Time for decisive action
Money markets pared wagers on monetary tightening after the decision, while the euro also slid. Economists including Goldman Sachs’s Jari Stehn said policymakers may be setting themselves up for slowing rate hikes, even as President Christine Lagarde told journalists that there’s still “ground to cover.”
Lithuania’s Simkus said inflation trends continue to intensify, and that it remains important to take “decisive action.”
Backing that view, data Friday showed a huge jump in Italian consumer prices, which rose this month by a euro-era record of 12.8 per cent, while French inflation also topped analyst estimates.
“Monetary policy is still expansionary,” Simkus said in Vilnius. “I have no doubt we’ll have another increase, that it will have to be substantial.”
Slovenian central bank chief Bostjan Vasle said “further increases in interest rates” are to be expected, with the magnitude to be decided at each meeting depending on the outlook for inflation and economic growth.
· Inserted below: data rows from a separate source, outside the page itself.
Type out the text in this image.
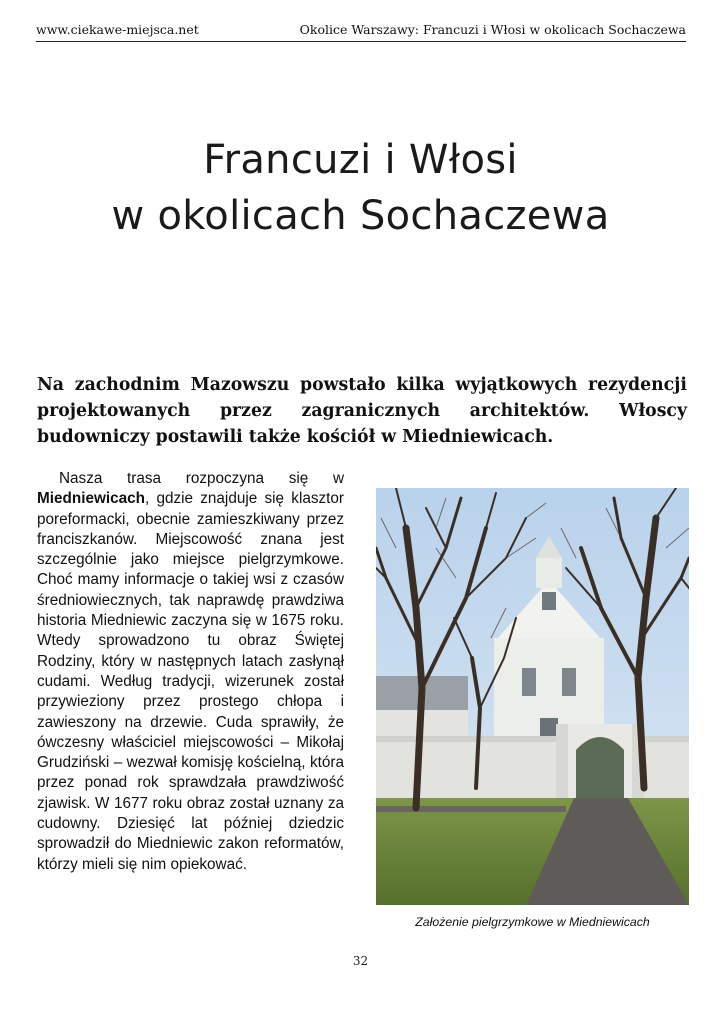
www.ciekawe-miejsca.net	Okolice Warszawy: Francuzi i Włosi w okolicach Sochaczewa
Francuzi i Włosi
w okolicach Sochaczewa
Na zachodnim Mazowszu powstało kilka wyjątkowych rezydencji projektowanych przez zagranicznych architektów. Włoscy budowniczy postawili także kościół w Miedniewicach.

Nasza trasa rozpoczyna się w Miedniewicach, gdzie znajduje się klasztor poreformacki, obecnie zamieszkiwany przez franciszkanów. Miejscowość znana jest szczególnie jako miejsce pielgrzymkowe. Choć mamy informacje o takiej wsi z czasów średniowiecznych, tak naprawdę prawdziwa historia Miedniewic zaczyna się w 1675 roku. Wtedy sprowadzono tu obraz Świętej Rodziny, który w następnych latach zasłynął cudami. Według tradycji, wizerunek został przywieziony przez prostego chłopa i zawieszony na drzewie. Cuda sprawiły, że ówczesny właściciel miejscowości – Mikołaj Grudziński – wezwał komisję kościelną, która przez ponad rok sprawdzała prawdziwość zjawisk. W 1677 roku obraz został uznany za cudowny. Dziesięć lat później dziedzic sprowadził do Miedniewic zakon reformatów, którzy mieli się nim opiekować.

Założenie pielgrzymkowe w Miedniewicach
32
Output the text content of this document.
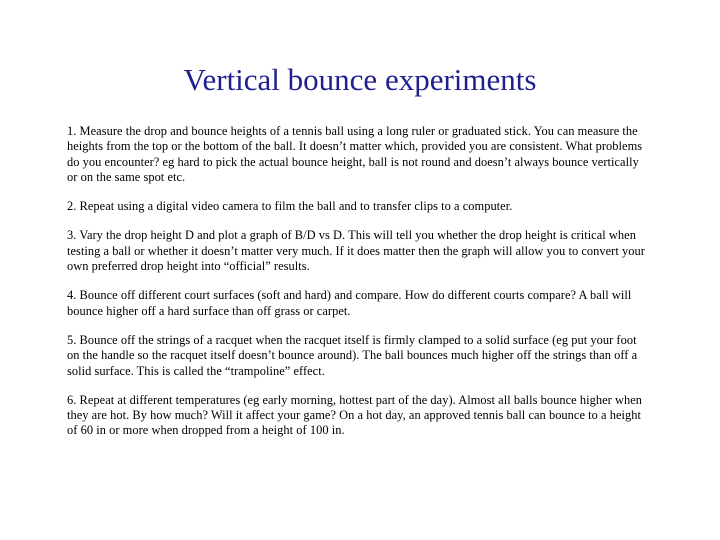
Vertical bounce experiments

1. Measure the drop and bounce heights of a tennis ball using a long ruler or graduated stick. You can measure the heights from the top or the bottom of the ball. It doesn’t matter which, provided you are consistent. What problems do you encounter? eg hard to pick the actual bounce height, ball is not round and doesn’t always bounce vertically or on the same spot etc.

2. Repeat using a digital video camera to film the ball and to transfer clips to a computer.

3. Vary the drop height D and plot a graph of B/D vs D. This will tell you whether the drop height is critical when testing a ball or whether it doesn’t matter very much. If it does matter then the graph will allow you to convert your own preferred drop height into “official” results.

4. Bounce off different court surfaces (soft and hard) and compare. How do different courts compare? A ball will bounce higher off a hard surface than off grass or carpet.

5. Bounce off the strings of a racquet when the racquet itself is firmly clamped to a solid surface (eg put your foot on the handle so the racquet itself doesn’t bounce around). The ball bounces much higher off the strings than off a solid surface. This is called the “trampoline” effect.

6. Repeat at different temperatures (eg early morning, hottest part of the day). Almost all balls bounce higher when they are hot. By how much? Will it affect your game? On a hot day, an approved tennis ball can bounce to a height of 60 in or more when dropped from a height of 100 in.
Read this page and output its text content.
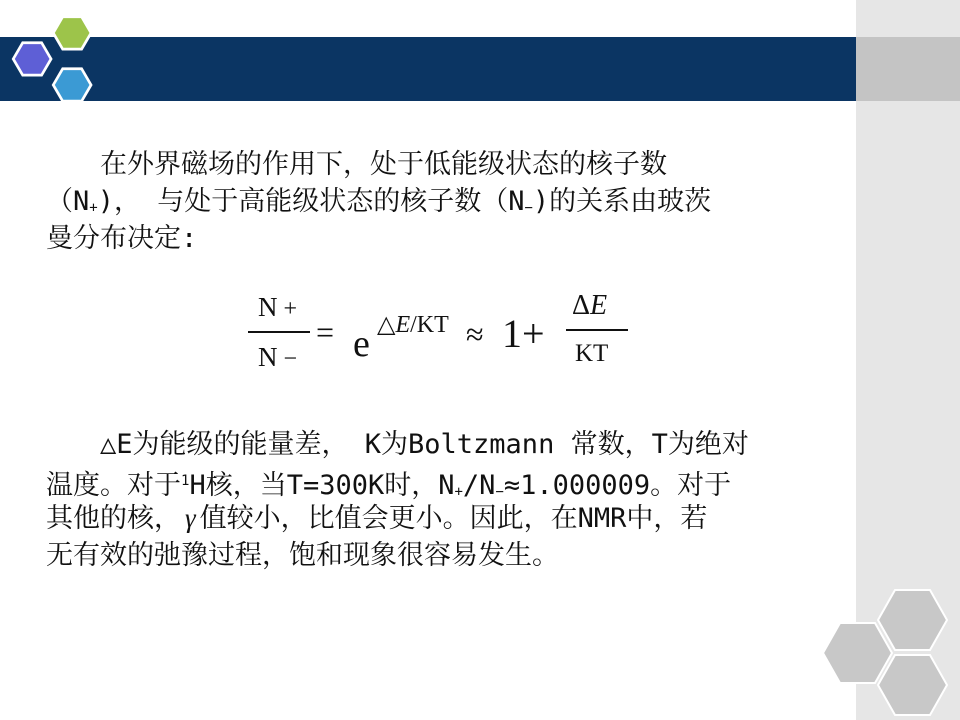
在外界磁场的作用下，处于低能级状态的核子数
$(N_+)$， 与处于高能级状态的核子数$(N_-)$的关系由玻茨
曼分布决定:
N +
N −
= e △E/KT ≈ 1+
ΔE
KT
△E为能级的能量差， K为Boltzmann 常数，T为绝对
温度。对于$^1$H核，当T=300K时，$N_+/N_-\approx 1.000009$。对于
其他的核， γ 值较小，比值会更小。因此，在NMR中，若
无有效的弛豫过程，饱和现象很容易发生。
Officials have previously talked about the need to reach a “neutral” level of interest rates that neither stimulates nor restricts the economy, before taking stock. While that’s thought to be somewhere around 2 per cent, Lagarde on Thursday called the rate “evasive” and “not necessarily helpful.”
Estonian Governing Council member Madis Muller signaled Friday that officials aren’t there yet.
“It is quite clear that interest rates will continue to rise in the euro area in the near future,” he said in a statement. “Interest rates are still rather low in historical comparison and do not yet have a clear restrictive effect on economic activity or price rises.”
Most economists predict that the ECB will opt for a smaller half-point rate increase when it meets in December and that it will pause after one or two more hikes in early 2023.
Supporting such expectations, French Governing Council member Francois Villeroy de Galhau said officials won’t necessarily go for another three-quarter-point hike in December.
“We’re not subscribed to what one calls jumbo increases,” the Bank of France chief told Boursorama.com. “We’re in no way obligated during our next meeting to reproduce the increase of 75 basis points that we did in September and October.”